‘Public Option’ Draws Voters Unsure About ‘Medicare for All’

CONCORD, N.H. —One after another, voters at a recent campaign event here for former Vice President Joseph R. Biden Jr. expressed utter comfort with the centerpiece of his health care platform: an idea once so controversial that Democrats had to drop it from the Affordable Care Act to get the landmark law passed.

The proposal would allow people of all incomes who aren’t old enough for Medicare to choose health coverage through a new government-run plan that would compete with private insurance, known by the less-than-catchy shorthand “public option.”

A decade ago, the issue created such deep internal divisions among Senate Democrats that they ultimately dropped the idea from their bill, even though the public option was strongly favored by many liberals and a majority of House Democrats, including Speaker Nancy Pelosi.

But now, with two of the leading Democratic presidential candidates, Senators Elizabeth Warren and Bernie Sanders, calling for a government-controlled single-payer “Medicare for all” system as they compete for support of the party’s liberal wing, a public option is looking like a safe moderate position and even a realistic policy goal.

Not only are most of the other Democratic presidential candidates proposing some version of it, but Ms. Warren, facing trepidation over her $20 trillion single-payer plan, now says she would start her presidency by pushing for a public option and would wait until her third year in office to seek “Medicare for all.”

During the Democratic candidates’ debate on Wednesday, as Mr. Biden and Mayor Pete Buttigieg of South Bend, Ind., warned again that “Medicare for all” would mean taking away the choice of private insurance, Ms. Warren said her intent was to create a public option first to “get as much help to the American people as we can as fast as we can.”

About two-thirds of voters like the idea of a public option or Medicare buy-in, according to several recent national polls. This month, the Kaiser Family Foundation tracking poll, which has asked voters about the plan four times since July, found that 65 percent of the public favors the idea, compared with 53 percent who support “Medicare for all.” Large majorities of Democrats and independents favored a public option in Kaiser’s November poll, as did 41 percent of Republicans — roughly the same level as earlier Kaiser polls found but down from an unusual spike of 58 percent in October.
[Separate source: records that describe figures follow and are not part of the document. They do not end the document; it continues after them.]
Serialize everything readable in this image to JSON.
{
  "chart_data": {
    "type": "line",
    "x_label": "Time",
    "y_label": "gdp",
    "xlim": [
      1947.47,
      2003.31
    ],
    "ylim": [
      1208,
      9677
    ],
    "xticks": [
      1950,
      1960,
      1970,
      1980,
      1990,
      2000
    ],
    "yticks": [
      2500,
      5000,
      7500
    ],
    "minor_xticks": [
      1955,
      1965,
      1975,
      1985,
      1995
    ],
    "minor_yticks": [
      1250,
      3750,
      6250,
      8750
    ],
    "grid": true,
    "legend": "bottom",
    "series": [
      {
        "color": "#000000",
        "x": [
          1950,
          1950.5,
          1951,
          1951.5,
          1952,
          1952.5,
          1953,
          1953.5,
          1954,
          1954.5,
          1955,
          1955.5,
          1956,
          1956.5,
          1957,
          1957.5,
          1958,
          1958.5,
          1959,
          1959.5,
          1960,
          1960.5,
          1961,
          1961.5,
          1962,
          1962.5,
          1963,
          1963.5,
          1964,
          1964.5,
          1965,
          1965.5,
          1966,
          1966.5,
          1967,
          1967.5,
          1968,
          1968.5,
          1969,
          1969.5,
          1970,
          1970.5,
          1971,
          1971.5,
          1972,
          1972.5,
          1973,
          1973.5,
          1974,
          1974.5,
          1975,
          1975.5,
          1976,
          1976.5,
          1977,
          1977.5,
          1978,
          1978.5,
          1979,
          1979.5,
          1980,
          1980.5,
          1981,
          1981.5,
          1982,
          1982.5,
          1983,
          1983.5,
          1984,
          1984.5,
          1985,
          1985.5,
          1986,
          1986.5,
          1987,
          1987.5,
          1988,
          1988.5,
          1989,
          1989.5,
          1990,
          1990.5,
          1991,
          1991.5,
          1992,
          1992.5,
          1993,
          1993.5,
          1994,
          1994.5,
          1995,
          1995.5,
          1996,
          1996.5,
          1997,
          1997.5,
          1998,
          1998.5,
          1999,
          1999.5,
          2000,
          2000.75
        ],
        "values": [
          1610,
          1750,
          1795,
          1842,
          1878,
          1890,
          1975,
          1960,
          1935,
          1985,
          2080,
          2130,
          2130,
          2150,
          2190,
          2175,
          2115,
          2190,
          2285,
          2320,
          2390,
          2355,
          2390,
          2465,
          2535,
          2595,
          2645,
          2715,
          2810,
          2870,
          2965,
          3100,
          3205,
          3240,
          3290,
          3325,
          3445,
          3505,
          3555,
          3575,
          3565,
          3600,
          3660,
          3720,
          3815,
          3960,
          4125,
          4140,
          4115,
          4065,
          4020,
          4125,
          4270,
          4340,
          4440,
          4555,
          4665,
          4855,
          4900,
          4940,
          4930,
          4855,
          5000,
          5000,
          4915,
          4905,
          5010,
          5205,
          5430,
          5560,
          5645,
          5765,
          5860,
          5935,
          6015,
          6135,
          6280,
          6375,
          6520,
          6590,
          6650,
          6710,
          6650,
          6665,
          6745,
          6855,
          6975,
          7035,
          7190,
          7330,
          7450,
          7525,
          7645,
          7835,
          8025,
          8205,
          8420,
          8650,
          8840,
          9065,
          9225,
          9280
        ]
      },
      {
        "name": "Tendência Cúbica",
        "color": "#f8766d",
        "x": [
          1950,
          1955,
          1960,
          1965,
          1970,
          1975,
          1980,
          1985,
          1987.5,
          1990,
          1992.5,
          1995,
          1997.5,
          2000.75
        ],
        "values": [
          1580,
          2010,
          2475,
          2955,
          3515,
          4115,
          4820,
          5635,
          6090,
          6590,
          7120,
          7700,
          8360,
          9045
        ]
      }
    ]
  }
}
“I think our goal should be to try to get everybody in America to have health insurance, and I think the easiest and fastest way is what Vice President Biden is proposing — to have the public option.” said Dr. Alexandra Argasinski, 56, an internist who buttonholed Mr. Biden about his plan here in Concord after he served chili with firefighters.

Polls suggest that some voters have become unnerved by the price tags of the Warren and Sanders’ “Medicare for all” plans and the fact that they would abolish private health insurance. Support for such an approach has narrowed in recent months, as people have begun to understand what it would involve. A new Kaiser Family Foundation poll of voters in four battleground states — Michigan, Minnesota, Pennsylvania and Wisconsin — found that 62 percent of those who are undecided or are still persuadable believe that “a national Medicare-for-all plan that would eliminate private health insurance” is a bad idea.